Bülent Tezcan'dan Binali Yıldırım'a istifa çağrısı

Bülent Tezcan, 'cennet belgeleri'nde off-shore şirketleri açığa çıkan Binali Yıldırım'ın istifa etmesi gerektiğini söyledi.

Bülent Tezcan'dan Binali Yıldırım'a istifa çağrısı

Tezcan, çocuklarının vergi cennetlerinde şirketleri çıkan Başbakan Binali Yıldırım’ın istifa etmesi gerektiğini söyledi.

Tezcan’ın açıklamasından satırbaşları şöyle:

Dünyanın bir çok basın kuruluşunun ortak incelediği belgelerden dünyadaki bazı meşhur isimlerin off-shore bölgelerinde şirket kurduğunu görüyoruz.

Türkiye bu kara tabloda bayrağı almıştır. Kimin sayesinde? Hükümetin sayesinde. Başbakanın çocuklarının Malta’da şirketleri olduğu ortaya çıktı. 1988’den 2002 yılına kadar toplam cari açık 17 milyar dolar. 2003 yılından 2017 yılına kadar AKP iktidarı dönemindeki toplam cari açık 527 milyar 800 milyon dolar. Bu neyin işareti? AKP iktidarı döneminde Türkiye’nin ciddi biçimde paraya ihtiyacı var.

Bir ülkenin başbakanı böyle bir meselenin duyulduğu andan itibaren yapması gereken tek şey vardır; istifa etmek.

Sizin dünyayı yönetenler olarak vergi cennetlerinde şirketler kurdurmaya ne hakkınız var?

NİTELİKSİZ EĞİTİM İTİRAFI

Eğitim hâlâ ciddi bir sorun olmaya devam ediyor. Bakanın sözleri niteliksizlikte istikrarın tescilidir. Eğitimde AK Parti niteliksizlikte istikrarın dönemi olmuştur. Altı kere sınav sistemini değiştirdiler. Değişmesi gereken tek bir şey var AKP hükümeti. Altı sefer bu değişikliğin sonucunda Türkiye’de hala yüzde 90 okulun niteliksiz olduğunu itiraf eden bir bakan var. 15 yıldır iktidarsınız. 15 yılda ülkeyi tek başına yöneten ve okulların yüzde 90’ını niteliksiz hale getiren bir iktidar var.

AKP Genel Başkanı bir gece “Kaldırın TEOG’u” dedi. Sınav sistemi değişti. Böyle mi değişir sınav sistemi? Yapılan değişikliklerin hiçbiri eğitimin niteliğini arttırmaya yönelik değildir.
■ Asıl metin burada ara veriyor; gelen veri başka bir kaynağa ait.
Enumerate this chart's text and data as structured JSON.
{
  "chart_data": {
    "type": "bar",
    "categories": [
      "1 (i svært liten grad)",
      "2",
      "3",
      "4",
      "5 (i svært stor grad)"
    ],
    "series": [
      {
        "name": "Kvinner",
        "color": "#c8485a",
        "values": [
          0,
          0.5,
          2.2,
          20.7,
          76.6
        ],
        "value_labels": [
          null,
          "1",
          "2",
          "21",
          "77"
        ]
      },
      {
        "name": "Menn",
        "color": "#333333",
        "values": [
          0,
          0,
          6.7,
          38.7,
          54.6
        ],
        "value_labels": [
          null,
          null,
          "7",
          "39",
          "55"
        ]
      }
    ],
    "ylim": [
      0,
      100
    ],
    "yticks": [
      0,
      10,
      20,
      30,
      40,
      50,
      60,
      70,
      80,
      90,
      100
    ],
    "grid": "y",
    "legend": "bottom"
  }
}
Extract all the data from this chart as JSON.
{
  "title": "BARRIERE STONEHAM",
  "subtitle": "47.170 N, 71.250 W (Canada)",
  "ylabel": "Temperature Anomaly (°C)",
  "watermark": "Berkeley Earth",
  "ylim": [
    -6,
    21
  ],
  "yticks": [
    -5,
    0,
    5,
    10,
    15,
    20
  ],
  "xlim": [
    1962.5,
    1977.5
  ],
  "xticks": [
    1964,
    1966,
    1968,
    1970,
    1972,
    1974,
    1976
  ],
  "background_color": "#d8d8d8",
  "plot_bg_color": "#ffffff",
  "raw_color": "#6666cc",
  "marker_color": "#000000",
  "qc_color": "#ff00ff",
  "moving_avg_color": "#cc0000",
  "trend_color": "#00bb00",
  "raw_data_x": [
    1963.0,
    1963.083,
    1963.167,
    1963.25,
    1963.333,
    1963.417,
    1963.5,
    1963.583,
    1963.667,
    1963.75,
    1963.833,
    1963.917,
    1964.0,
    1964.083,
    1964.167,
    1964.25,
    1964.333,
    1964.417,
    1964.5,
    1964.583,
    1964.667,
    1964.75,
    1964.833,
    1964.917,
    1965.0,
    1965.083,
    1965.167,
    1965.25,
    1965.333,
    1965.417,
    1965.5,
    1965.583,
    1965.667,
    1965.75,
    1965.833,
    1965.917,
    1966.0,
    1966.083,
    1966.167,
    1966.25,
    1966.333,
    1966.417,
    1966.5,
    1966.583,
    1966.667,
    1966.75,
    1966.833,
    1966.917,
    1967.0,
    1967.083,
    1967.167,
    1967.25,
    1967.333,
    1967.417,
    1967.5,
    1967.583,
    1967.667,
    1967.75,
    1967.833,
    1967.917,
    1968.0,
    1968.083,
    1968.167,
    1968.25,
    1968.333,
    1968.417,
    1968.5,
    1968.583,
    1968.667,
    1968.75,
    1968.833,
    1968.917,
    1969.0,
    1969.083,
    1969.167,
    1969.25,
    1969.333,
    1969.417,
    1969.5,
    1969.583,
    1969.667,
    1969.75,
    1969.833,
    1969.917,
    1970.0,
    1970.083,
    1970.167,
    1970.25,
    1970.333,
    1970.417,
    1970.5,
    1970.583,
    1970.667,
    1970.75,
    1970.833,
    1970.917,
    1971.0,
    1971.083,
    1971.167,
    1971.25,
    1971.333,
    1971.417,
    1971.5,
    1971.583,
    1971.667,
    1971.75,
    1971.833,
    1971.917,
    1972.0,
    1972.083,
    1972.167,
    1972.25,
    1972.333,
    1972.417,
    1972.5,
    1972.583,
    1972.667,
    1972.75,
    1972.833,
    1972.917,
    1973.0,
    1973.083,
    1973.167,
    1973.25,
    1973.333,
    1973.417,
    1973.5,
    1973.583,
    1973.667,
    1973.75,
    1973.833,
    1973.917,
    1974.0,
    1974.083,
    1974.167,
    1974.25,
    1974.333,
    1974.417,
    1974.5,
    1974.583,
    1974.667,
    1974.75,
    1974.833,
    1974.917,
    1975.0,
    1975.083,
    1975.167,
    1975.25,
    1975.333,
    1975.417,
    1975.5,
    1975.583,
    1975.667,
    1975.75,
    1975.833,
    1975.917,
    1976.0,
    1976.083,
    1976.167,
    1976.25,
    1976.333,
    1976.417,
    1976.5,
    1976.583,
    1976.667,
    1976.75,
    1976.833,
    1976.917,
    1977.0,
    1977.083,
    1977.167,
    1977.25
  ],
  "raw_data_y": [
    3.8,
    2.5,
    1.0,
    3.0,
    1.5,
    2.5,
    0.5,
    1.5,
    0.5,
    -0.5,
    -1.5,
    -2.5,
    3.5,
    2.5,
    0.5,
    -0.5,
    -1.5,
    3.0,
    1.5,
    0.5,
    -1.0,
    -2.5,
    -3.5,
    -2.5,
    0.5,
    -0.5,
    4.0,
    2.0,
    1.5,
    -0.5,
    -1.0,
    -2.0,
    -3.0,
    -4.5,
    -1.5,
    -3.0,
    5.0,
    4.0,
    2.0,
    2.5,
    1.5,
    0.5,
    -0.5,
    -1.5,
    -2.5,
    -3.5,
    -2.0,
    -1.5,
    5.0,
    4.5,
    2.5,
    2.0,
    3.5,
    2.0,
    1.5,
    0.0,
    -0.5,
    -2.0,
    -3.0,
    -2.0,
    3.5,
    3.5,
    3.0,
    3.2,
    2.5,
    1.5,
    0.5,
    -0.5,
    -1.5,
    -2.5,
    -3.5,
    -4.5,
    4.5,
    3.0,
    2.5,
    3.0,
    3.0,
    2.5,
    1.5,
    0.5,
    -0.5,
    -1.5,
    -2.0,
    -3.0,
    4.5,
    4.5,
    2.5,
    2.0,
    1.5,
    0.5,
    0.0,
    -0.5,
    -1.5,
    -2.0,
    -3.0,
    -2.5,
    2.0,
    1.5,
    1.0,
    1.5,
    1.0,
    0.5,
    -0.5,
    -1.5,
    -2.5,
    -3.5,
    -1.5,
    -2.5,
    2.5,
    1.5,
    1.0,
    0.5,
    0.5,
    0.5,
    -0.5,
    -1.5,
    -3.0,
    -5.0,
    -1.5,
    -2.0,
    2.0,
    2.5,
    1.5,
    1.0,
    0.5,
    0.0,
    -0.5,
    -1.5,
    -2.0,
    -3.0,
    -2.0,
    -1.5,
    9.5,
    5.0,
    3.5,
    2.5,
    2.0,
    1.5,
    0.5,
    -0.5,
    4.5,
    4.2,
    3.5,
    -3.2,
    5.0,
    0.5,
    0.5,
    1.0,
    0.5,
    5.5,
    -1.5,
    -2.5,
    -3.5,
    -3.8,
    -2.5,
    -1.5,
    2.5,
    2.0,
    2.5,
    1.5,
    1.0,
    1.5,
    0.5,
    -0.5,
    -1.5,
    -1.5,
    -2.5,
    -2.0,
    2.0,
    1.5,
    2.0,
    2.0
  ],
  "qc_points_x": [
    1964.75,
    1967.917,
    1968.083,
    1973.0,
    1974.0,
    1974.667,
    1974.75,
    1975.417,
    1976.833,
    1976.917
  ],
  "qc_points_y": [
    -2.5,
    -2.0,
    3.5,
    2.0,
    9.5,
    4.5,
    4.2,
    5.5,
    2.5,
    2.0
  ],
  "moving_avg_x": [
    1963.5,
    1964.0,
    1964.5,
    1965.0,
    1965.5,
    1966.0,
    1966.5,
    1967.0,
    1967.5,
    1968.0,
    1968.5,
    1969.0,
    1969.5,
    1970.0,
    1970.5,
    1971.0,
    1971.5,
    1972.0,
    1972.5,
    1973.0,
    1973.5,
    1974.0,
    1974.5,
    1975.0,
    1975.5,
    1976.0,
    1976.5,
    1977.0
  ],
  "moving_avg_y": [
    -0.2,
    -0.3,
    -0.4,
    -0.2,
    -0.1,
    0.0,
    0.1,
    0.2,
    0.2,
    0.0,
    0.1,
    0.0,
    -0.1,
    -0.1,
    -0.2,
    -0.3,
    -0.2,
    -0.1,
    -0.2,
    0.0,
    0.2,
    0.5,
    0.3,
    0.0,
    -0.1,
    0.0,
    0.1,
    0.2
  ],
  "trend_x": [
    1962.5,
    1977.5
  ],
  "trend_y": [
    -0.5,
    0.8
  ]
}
Malta’da şirket sahibi olanın çocuğu ile berberin çocuğu eğitimde eşit fırsatlara sahip olmalıdır.

'BERBEROĞLU DAVASI ATEŞ TOPU OLDU'

İstanbul Milletvekilimiz Enis Berberoğlu ile ilgili yine ilginç bir noktaya geldik. Berberoğlu davası yargının siyasallaşmasının ne tür sonuçlar doğuracağının bir örneğidir. Görüyoruz ki istinaf mahkemesi bozdu, 14. Ağır Ceza Mahkemesine dosyayı gönderdi, Ağır Ceza Mahkemesi ben bu dosyaya bakmıyorum dedi. Enis Berberoğlu davası bir ateş topu oldu, kimse elinde tutmak istemiyor. Bu arada siz top gezdirirken Enis Berberoğlu hapishanede. Anayasa Mahkemesi burada çok açık hukuka aykırılık var diyor. Mahkeme, kendisini istinaf mahkemesinin üzerinde görüyor.

Özel yetkili mahkemelerin yerini özel “imtiyazlı” mahkemeler aldı. Kanunun yapma dediğini yapan bir mahkeme var. Bu mahkeme bu gücü nereden alıyor? Biliyoruz ki bu gücü bu davayı açtıran iradeden alıyor. Şu anda yapılması gereken tek bir iş vardır; derhal Enis Berberoğlu tahliye edilmelidir. Bu çekişmenin kurbanı Enis Berberoğlu olamaz.